Diana was listening intently, as she does with everyone she speaks with. And then she said something that just made my heart swell with pride and love for her. She has always seen things a bit differently. She comes from a place of love, acceptance and gratitude...
“Sometimes my garden surprises me here,” she said. “For instance. I hadn’t remembered planting strawberries or mint, but one day a few months ago while I was doing a bit of weeding, there they were, rising up in the middle of my carrots and cucumbers.”
Hearing Diana say this, I thought to myself that maybe the seeds had blown in from a neighbor's garden, though that is doubtful...our neighbors are not very close by. Or maybe they were buried in the dirt and I unearthed them when I dug some of the topsoil outside my greenhouse to spread in Diana’s garden just as spring was coming to Terra d’Amore this year. Or maybe this is just a clear case of reaping what we’ve sown in years gone by. I don’t really know.
Diana continued...
“All I know is that it happened,” she said with a content smile. “It happened and we have enjoyed this unexpected bounty this year. Jimmy has made us strawberry shortcakes and I’ve put the mint in our tea. We’re ever so grateful and we’ve accepted it as one of those little, unexpected blessings life bestows on us from time to time. Maybe you might want to see your tulip garden this same way my dear friend. Maybe you just need to wait a bit longer. Who knows what might come up next year!”
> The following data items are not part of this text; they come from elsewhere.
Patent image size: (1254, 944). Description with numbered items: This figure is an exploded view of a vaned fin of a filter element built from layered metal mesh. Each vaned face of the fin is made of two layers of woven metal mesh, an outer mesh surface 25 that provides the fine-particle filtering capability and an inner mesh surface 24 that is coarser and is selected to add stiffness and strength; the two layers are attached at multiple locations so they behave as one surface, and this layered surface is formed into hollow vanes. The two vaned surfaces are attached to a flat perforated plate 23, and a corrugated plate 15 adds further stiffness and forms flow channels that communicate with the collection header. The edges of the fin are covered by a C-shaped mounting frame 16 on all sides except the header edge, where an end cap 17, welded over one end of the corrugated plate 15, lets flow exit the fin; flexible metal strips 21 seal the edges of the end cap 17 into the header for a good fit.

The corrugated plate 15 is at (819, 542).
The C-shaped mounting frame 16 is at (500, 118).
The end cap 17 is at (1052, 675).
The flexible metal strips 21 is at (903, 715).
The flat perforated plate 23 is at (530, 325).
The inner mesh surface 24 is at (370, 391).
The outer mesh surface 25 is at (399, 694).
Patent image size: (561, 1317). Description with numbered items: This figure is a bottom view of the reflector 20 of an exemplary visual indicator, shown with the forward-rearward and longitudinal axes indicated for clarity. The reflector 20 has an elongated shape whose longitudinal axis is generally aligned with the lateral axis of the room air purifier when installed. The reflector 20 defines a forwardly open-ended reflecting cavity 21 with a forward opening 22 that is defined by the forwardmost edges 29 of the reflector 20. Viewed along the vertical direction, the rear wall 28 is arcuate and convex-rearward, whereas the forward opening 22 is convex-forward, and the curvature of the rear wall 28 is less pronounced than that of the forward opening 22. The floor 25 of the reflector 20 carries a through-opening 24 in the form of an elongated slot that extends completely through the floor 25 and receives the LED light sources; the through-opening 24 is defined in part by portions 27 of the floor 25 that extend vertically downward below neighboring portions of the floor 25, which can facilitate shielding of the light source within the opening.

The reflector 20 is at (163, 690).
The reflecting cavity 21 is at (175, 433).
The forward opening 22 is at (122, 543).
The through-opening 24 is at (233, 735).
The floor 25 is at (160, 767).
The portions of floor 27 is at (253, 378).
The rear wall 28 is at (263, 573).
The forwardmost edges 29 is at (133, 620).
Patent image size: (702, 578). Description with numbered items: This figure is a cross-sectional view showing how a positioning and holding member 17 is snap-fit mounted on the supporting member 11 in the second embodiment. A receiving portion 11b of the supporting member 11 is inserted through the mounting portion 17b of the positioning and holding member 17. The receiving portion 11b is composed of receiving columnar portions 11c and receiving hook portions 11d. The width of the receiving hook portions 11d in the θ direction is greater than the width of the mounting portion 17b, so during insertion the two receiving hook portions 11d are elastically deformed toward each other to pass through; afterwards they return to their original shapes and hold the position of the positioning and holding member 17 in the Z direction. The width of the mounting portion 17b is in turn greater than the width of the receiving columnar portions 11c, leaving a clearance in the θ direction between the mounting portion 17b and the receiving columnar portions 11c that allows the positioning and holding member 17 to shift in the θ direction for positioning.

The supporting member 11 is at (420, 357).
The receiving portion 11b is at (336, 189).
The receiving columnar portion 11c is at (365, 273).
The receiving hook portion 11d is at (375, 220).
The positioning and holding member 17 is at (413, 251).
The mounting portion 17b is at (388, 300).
There was truth in what Elisabetta had said...we just never really know what life will bring to us. But as we’ve all learned from this life, the very same thing can look completely different to two different people. Diana chose to accept what is and be grateful for it...and she recommended her friend do the same.
Planting a garden of any kind symbolizes hope. Hope in tomorrow. Hope that something beautiful is about to happen. But we don’t know which plants will survive, which seeds will be strong enough to withstand the changing seasons...which ones will flourish, and which will not.
Like our gardens, our lives are a reflection of our thoughts and our actions. If we want more love in our world, we need to create more love in our heart. If we want to be treated with kindness, we must treat others with kindness. This rule applies to everything in life. Life will give to us everything we give to it. But with love and gratitude and acceptance, we will find life will give us even more in return.
Thank you for this timely post. Now I won't fret that not all my tomato seeds sprouted. Maybe something to look forward to next year!